Geneva, June 1: The World Health Organisation (WHO) on Tuesday validated the Sinovac-CoronaVac Covid-19 vaccine for emergency use, giving countries, procuring agencies and communities the assurance that it meets international standards for safety, efficacy and manufacturing.
The vaccine is produced by Beijing-based pharmaceutical company Sinovac.
“The world desperately needs multiple Covid-19 vaccines to address the huge access inequity across the globe,” WHO Assistant Director General for Access to Health Products, Mariangela Simao, said in a statement.
“We urge manufacturers to participate in the Covax Facility, share their knowhow and data and contribute to bringing the pandemic under control,” Simao added.
WHO’s Emergency Use Listing (EUL) is a prerequisite for Covax facility vaccine supply and international procurement. It also allows countries to expedite their regulatory approval to import and administer Covid-19 vaccines.

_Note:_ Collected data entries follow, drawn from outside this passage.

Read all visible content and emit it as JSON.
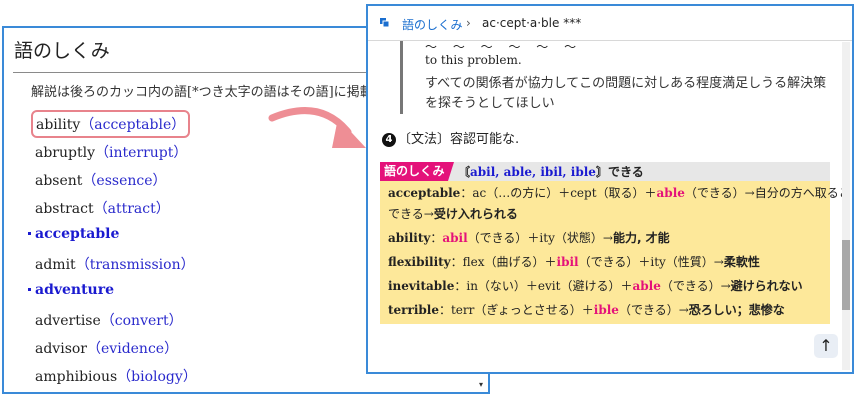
{
  "left_window": {
    "title": "語のしくみ",
    "description": "解説は後ろのカッコ内の語[*つき太字の語はその語]に掲載",
    "entries": [
      {
        "word": "ability",
        "open": "（",
        "ref": "acceptable",
        "close": "）"
      },
      {
        "word": "abruptly",
        "open": "（",
        "ref": "interrupt",
        "close": "）"
      },
      {
        "word": "absent",
        "open": "（",
        "ref": "essence",
        "close": "）"
      },
      {
        "word": "abstract",
        "open": "（",
        "ref": "attract",
        "close": "）"
      },
      {
        "word": "acceptable",
        "open": "",
        "ref": "",
        "close": ""
      },
      {
        "word": "admit",
        "open": "（",
        "ref": "transmission",
        "close": "）"
      },
      {
        "word": "adventure",
        "open": "",
        "ref": "",
        "close": ""
      },
      {
        "word": "advertise",
        "open": "（",
        "ref": "convert",
        "close": "）"
      },
      {
        "word": "advisor",
        "open": "（",
        "ref": "evidence",
        "close": "）"
      },
      {
        "word": "amphibious",
        "open": "（",
        "ref": "biology",
        "close": "）"
      }
    ],
    "scroll_down_glyph": "▾"
  },
  "right_window": {
    "breadcrumb": {
      "home": "語のしくみ",
      "separator": "›",
      "current": "ac·cept·a·ble ***"
    },
    "example_cut": "～ 〜 ～ ～ ～ ～",
    "example_en": "to this problem.",
    "example_ja": "すべての関係者が協力してこの問題に対しある程度満足しうる解決策を探そうとしてほしい",
    "sense_number": "4",
    "sense_text": "〔文法〕容認可能な.",
    "box": {
      "tag": "語のしくみ",
      "head_open": "〘",
      "affixes": "abil, able, ibil, ible",
      "head_close": "〙",
      "head_suffix": "できる",
      "rows": [
        {
          "word": "acceptable",
          "pre": "：ac（…の方に）＋cept（取る）＋",
          "affix": "able",
          "post": "（できる）→自分の方へ取ることが",
          "line2": "できる→",
          "result": "受け入れられる"
        },
        {
          "word": "ability",
          "pre": "：",
          "affix": "abil",
          "post": "（できる）＋ity（状態）→",
          "line2": "",
          "result": "能力, 才能"
        },
        {
          "word": "flexibility",
          "pre": "：flex（曲げる）＋",
          "affix": "ibil",
          "post": "（できる）＋ity（性質）→",
          "line2": "",
          "result": "柔軟性"
        },
        {
          "word": "inevitable",
          "pre": "：in（ない）＋evit（避ける）＋",
          "affix": "able",
          "post": "（できる）→",
          "line2": "",
          "result": "避けられない"
        },
        {
          "word": "terrible",
          "pre": "：terr（ぎょっとさせる）＋",
          "affix": "ible",
          "post": "（できる）→",
          "line2": "",
          "result": "恐ろしい；悲惨な"
        }
      ]
    },
    "scroll_top_glyph": "↑"
  },
  "colors": {
    "window_border": "#3a8ad8",
    "link": "#2a2acc",
    "accent_pink": "#e4127a",
    "box_bg": "#fde89a",
    "highlight_outline": "#e8838c",
    "arrow": "#ee8e95"
  },
  "icons": [
    "copy-pages-icon",
    "curved-arrow-icon",
    "scroll-top-icon"
  ]
}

The EUL assesses the quality, safety and efficacy of Covid-19 vaccines, as well as risk management plans and programmatic suitability, such as cold chain requirements.
In the case of the Sinovac-CoronaVac vaccine, the WHO assessment included on-site inspections of the production facility.
The Sinovac-CoronaVac product is an inactivated vaccine. Its easy storage requirements make it very manageable and particularly suitable for low-resource settings.
WHO’s Strategic Advisory Group of Experts on Immunisation (SAGE) has also completed its review of the vaccine.